知道我怎么能从那样结构化的数据中得到它吗?仅举几例,在我的真实数据框架中,有数百个用户。
1 个解决方案
#1
0
Taylor's comment was very useful. I did the following:
泰勒的评论非常有用。我做了以下事情:
session_id = 0
def get_session_id(row):
global session_id
if row == True:
session_id += 1
return session_id
else:
return session_id
df_ben["session id"] = df_ben["new period"].apply(lambda row: get_session_id(row))
start_time = df_ben.groupby("session id").nth(0)["Submission_Ended"]
stop_time = df_ben.groupby("session id").nth(-1)["Submission_Ended"]
df_final = pd.DataFrame({"start":start_time, "stop":stop_time})
And my final result is this:
我的最终结果如下:
+------------+---------------------+---------------------+
| | start | stop |
+------------+---------------------+---------------------+
| session id | | |
| 1 | 2017-07-31 00:08:25 | 2017-07-31 00:26:01 |
| 2 | 2017-07-31 01:59:11 | 2017-07-31 02:36:03 |
| 3 | 2017-07-31 03:25:43 | 2017-07-31 03:48:40 |
| 4 | 2017-07-31 04:12:03 | 2017-07-31 04:12:03 |
| 5 | 2017-07-31 04:36:09 | 2017-07-31 05:23:26 |
| 6 | 2017-07-31 05:59:04 | 2017-07-31 06:24:34 |
+------------+---------------------+---------------------+
So I can work with that!
所以我可以用它!
Now I only don't like the way I assigned the session_id
using global
statement. Any idea how to do it in a neater way?

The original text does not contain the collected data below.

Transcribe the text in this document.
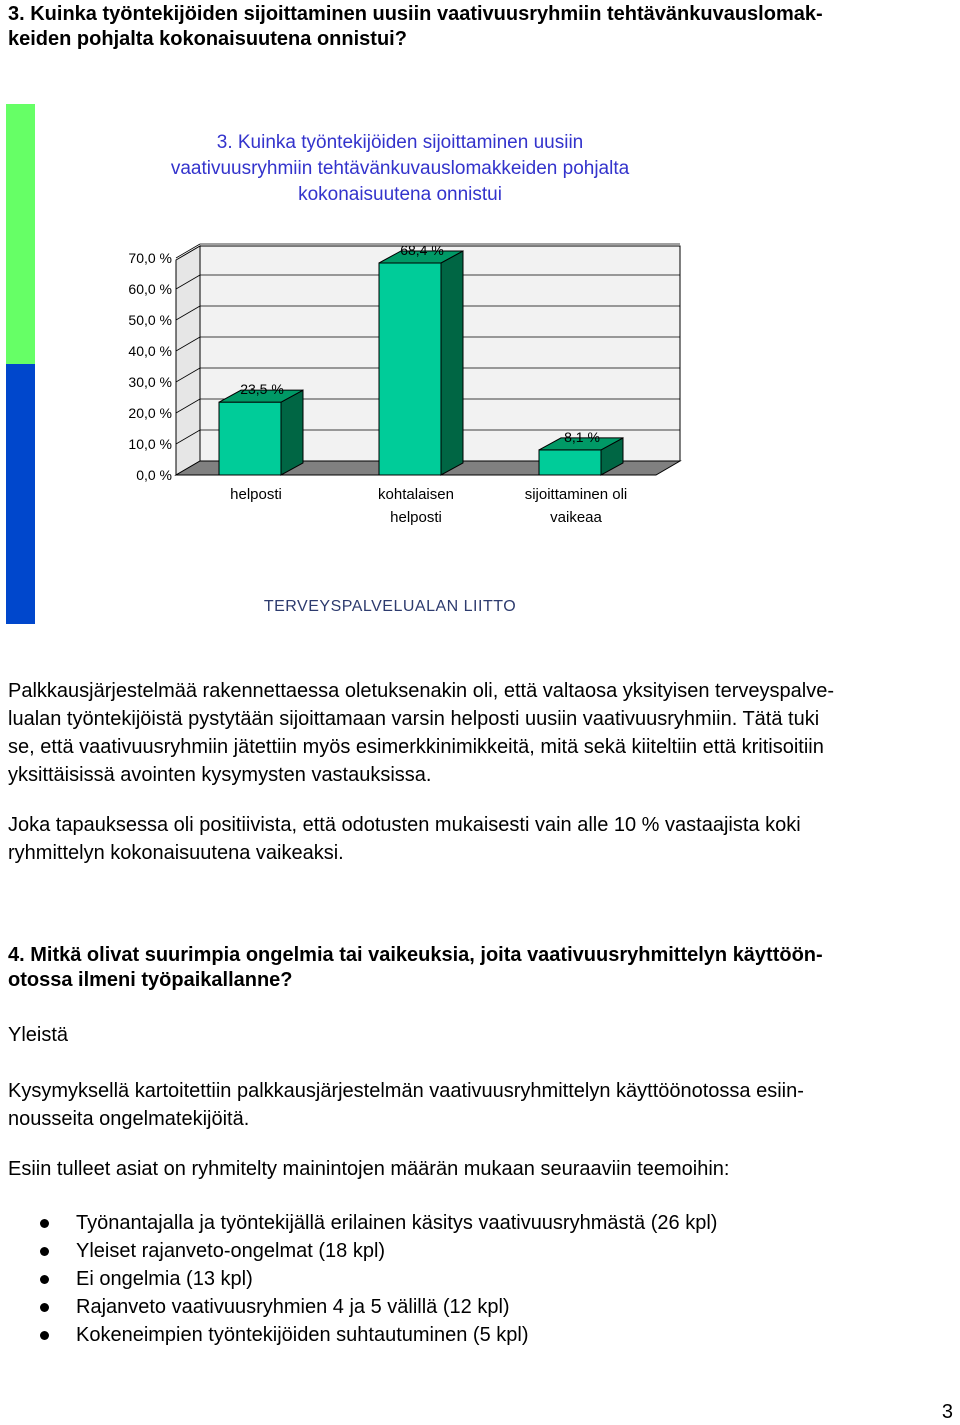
3. Kuinka työntekijöiden sijoittaminen uusiin vaativuusryhmiin tehtävänkuvauslomak-
keiden pohjalta kokonaisuutena onnistui?
0,0 %
10,0 %
20,0 %
30,0 %
40,0 %
50,0 %
60,0 %
70,0 %
23,5 %
helposti
68,4 %
kohtalaisen
helposti
8,1 %
sijoittaminen oli
vaikeaa
3. Kuinka työntekijöiden sijoittaminen uusiin
vaativuusryhmiin tehtävänkuvauslomakkeiden pohjalta
kokonaisuutena onnistui
TERVEYSPALVELUALAN LIITTO

Palkkausjärjestelmää rakennettaessa oletuksenakin oli, että valtaosa yksityisen terveyspalve-
lualan työntekijöistä pystytään sijoittamaan varsin helposti uusiin vaativuusryhmiin. Tätä tuki
se, että vaativuusryhmiin jätettiin myös esimerkkinimikkeitä, mitä sekä kiiteltiin että kritisoitiin
yksittäisissä avointen kysymysten vastauksissa.

Joka tapauksessa oli positiivista, että odotusten mukaisesti vain alle 10 % vastaajista koki
ryhmittelyn kokonaisuutena vaikeaksi.

4. Mitkä olivat suurimpia ongelmia tai vaikeuksia, joita vaativuusryhmittelyn käyttöön-
otossa ilmeni työpaikallanne?

Yleistä

Kysymyksellä kartoitettiin palkkausjärjestelmän vaativuusryhmittelyn käyttöönotossa esiin-
nousseita ongelmatekijöitä.

Esiin tulleet asiat on ryhmitelty mainintojen määrän mukaan seuraaviin teemoihin:

Työnantajalla ja työntekijällä erilainen käsitys vaativuusryhmästä (26 kpl)
Yleiset rajanveto-ongelmat (18 kpl)
Ei ongelmia (13 kpl)
Rajanveto vaativuusryhmien 4 ja 5 välillä (12 kpl)
Kokeneimpien työntekijöiden suhtautuminen (5 kpl)
3
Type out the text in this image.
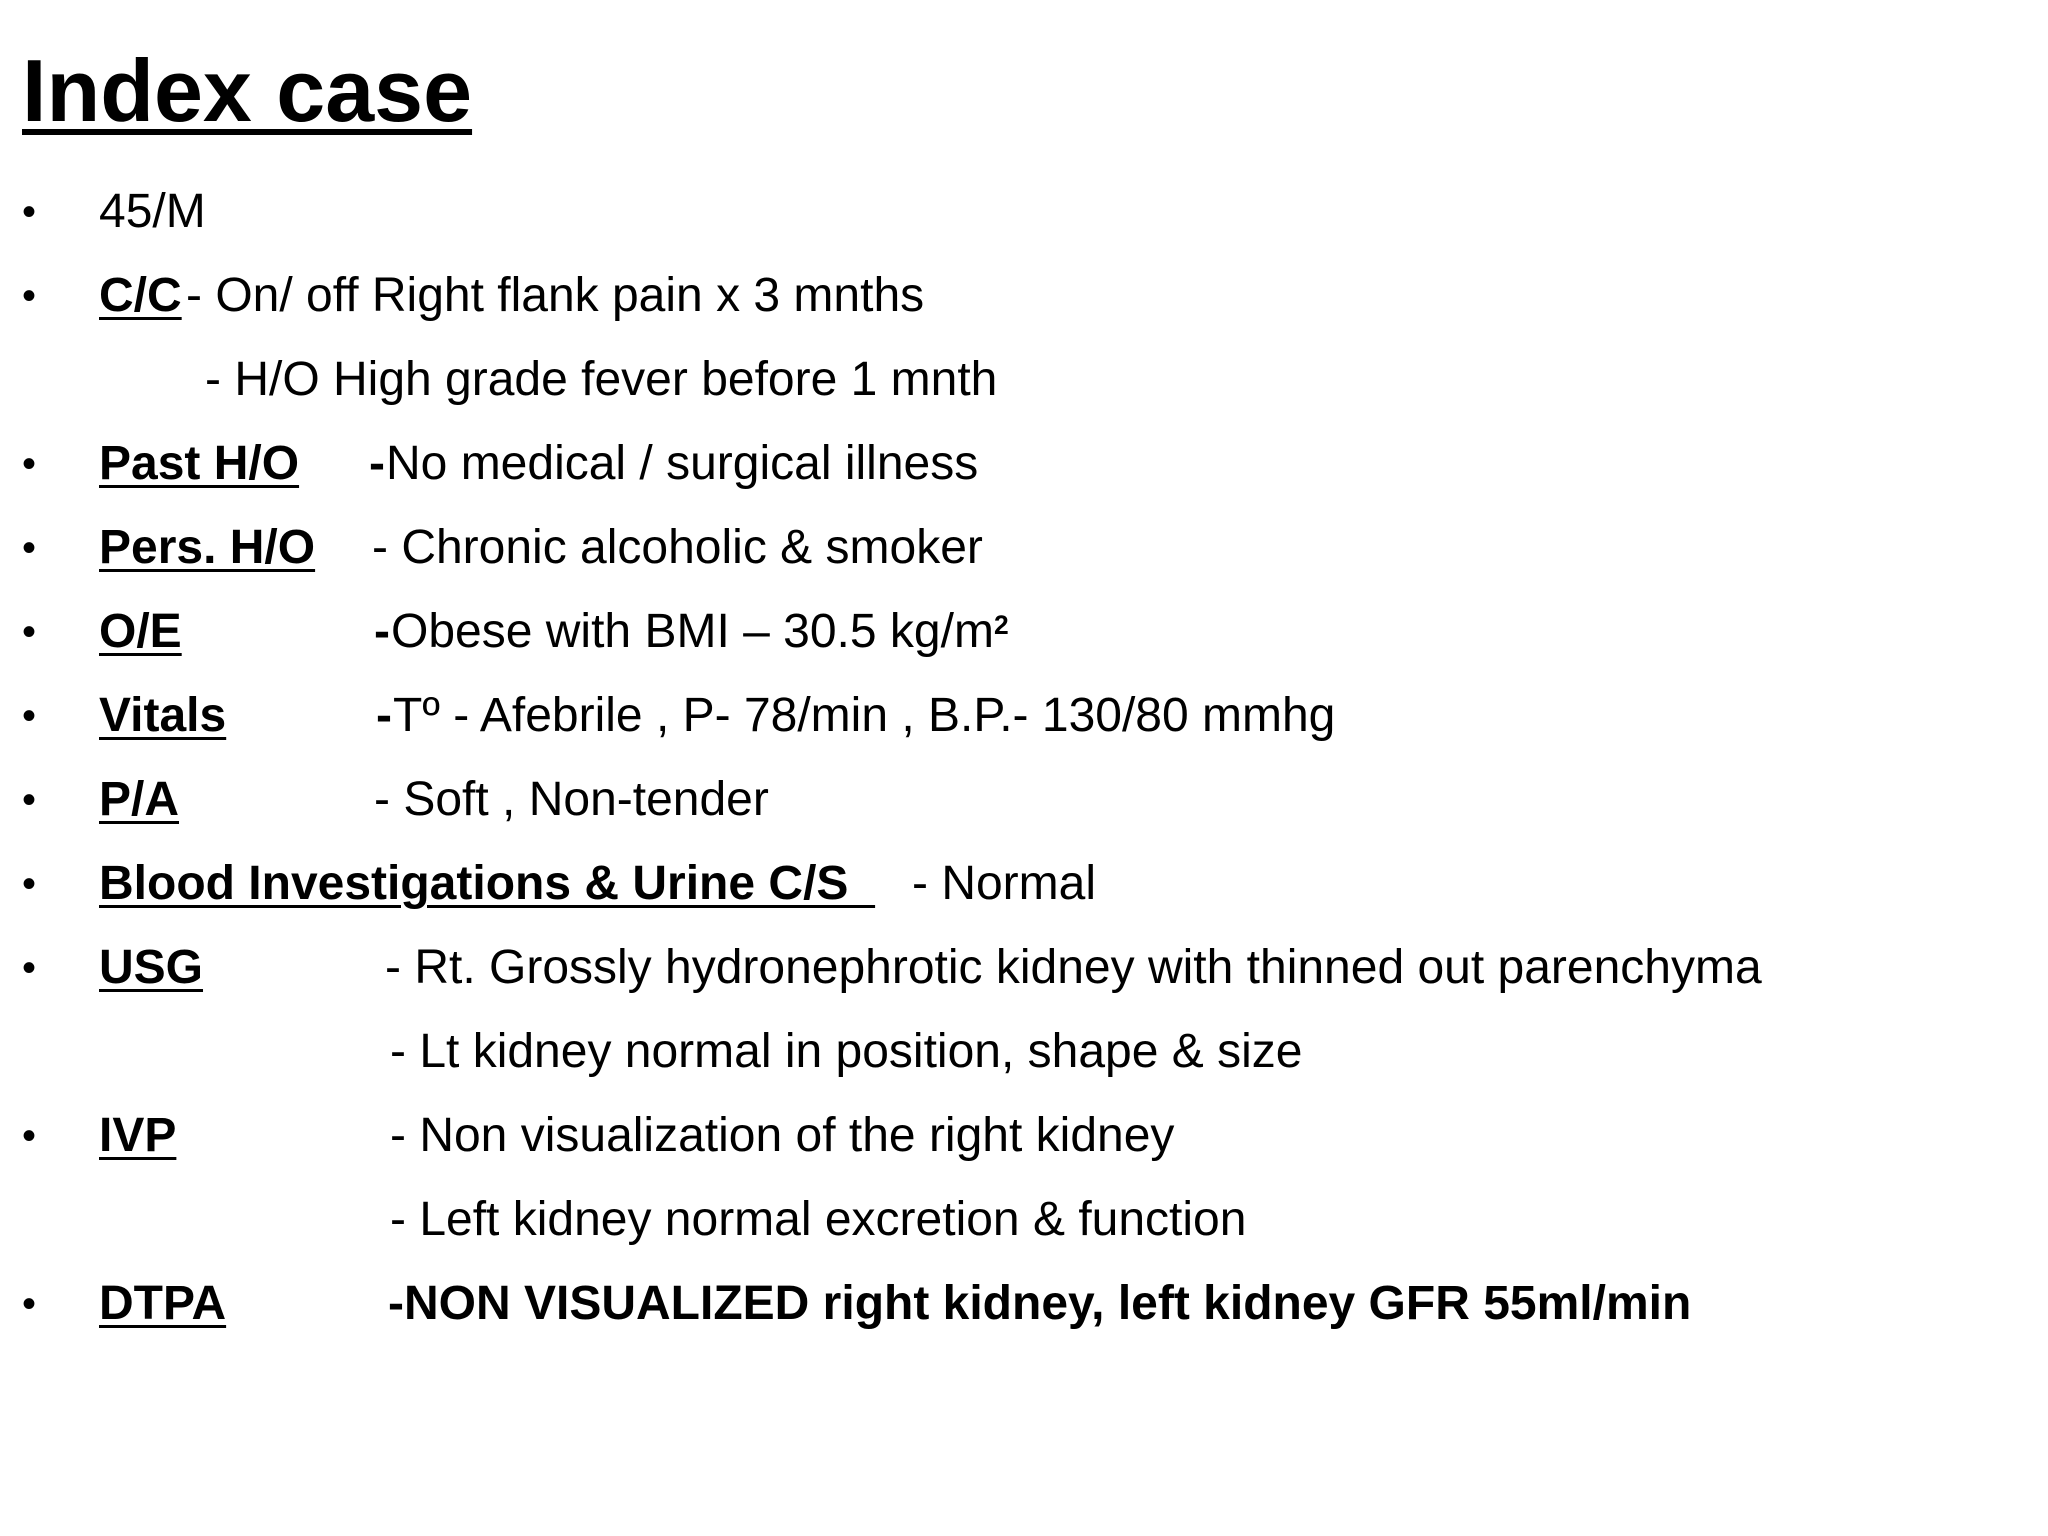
Index case
• 45/M
• C/C - On/ off Right flank pain x 3 mnths
- H/O High grade fever before 1 mnth
• Past H/O - No medical / surgical illness
• Pers. H/O - Chronic alcoholic & smoker
• O/E	- Obese with BMI – 30.5 $kg/m^2$
• Vitals	- Tº - Afebrile , P- 78/min , B.P.- 130/80 mmhg
• P/A	- Soft , Non-tender
• Blood Investigations & Urine C/S - Normal
• USG	- Rt. Grossly hydronephrotic kidney with thinned out parenchyma
- Lt kidney normal in position, shape & size
• IVP	- Non visualization of the right kidney
- Left kidney normal excretion & function
• DTPA	-NON VISUALIZED right kidney, left kidney GFR 55ml/min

现在我只是不喜欢使用全局语句分配session_id的方式。知道如何以更整洁的方式做到这一点吗?
#1
0
Taylor's comment was very useful. I did the following:
泰勒的评论非常有用。我做了以下事情:
session_id = 0
def get_session_id(row):
global session_id
if row == True:
session_id += 1
return session_id
else:
return session_id
df_ben["session id"] = df_ben["new period"].apply(lambda row: get_session_id(row))
start_time = df_ben.groupby("session id").nth(0)["Submission_Ended"]
stop_time = df_ben.groupby("session id").nth(-1)["Submission_Ended"]
df_final = pd.DataFrame({"start":start_time, "stop":stop_time})
And my final result is this:
我的最终结果如下:
+------------+---------------------+---------------------+
| | start | stop |
+------------+---------------------+---------------------+
| session id | | |
| 1 | 2017-07-31 00:08:25 | 2017-07-31 00:26:01 |
| 2 | 2017-07-31 01:59:11 | 2017-07-31 02:36:03 |
| 3 | 2017-07-31 03:25:43 | 2017-07-31 03:48:40 |
| 4 | 2017-07-31 04:12:03 | 2017-07-31 04:12:03 |
| 5 | 2017-07-31 04:36:09 | 2017-07-31 05:23:26 |
| 6 | 2017-07-31 05:59:04 | 2017-07-31 06:24:34 |
+------------+---------------------+---------------------+
So I can work with that!
所以我可以用它!
Now I only don't like the way I assigned the session_id
using global
statement. Any idea how to do it in a neater way?
现在我只是不喜欢使用全局语句分配session_id的方式。知道如何以更整洁的方式做到这一点吗?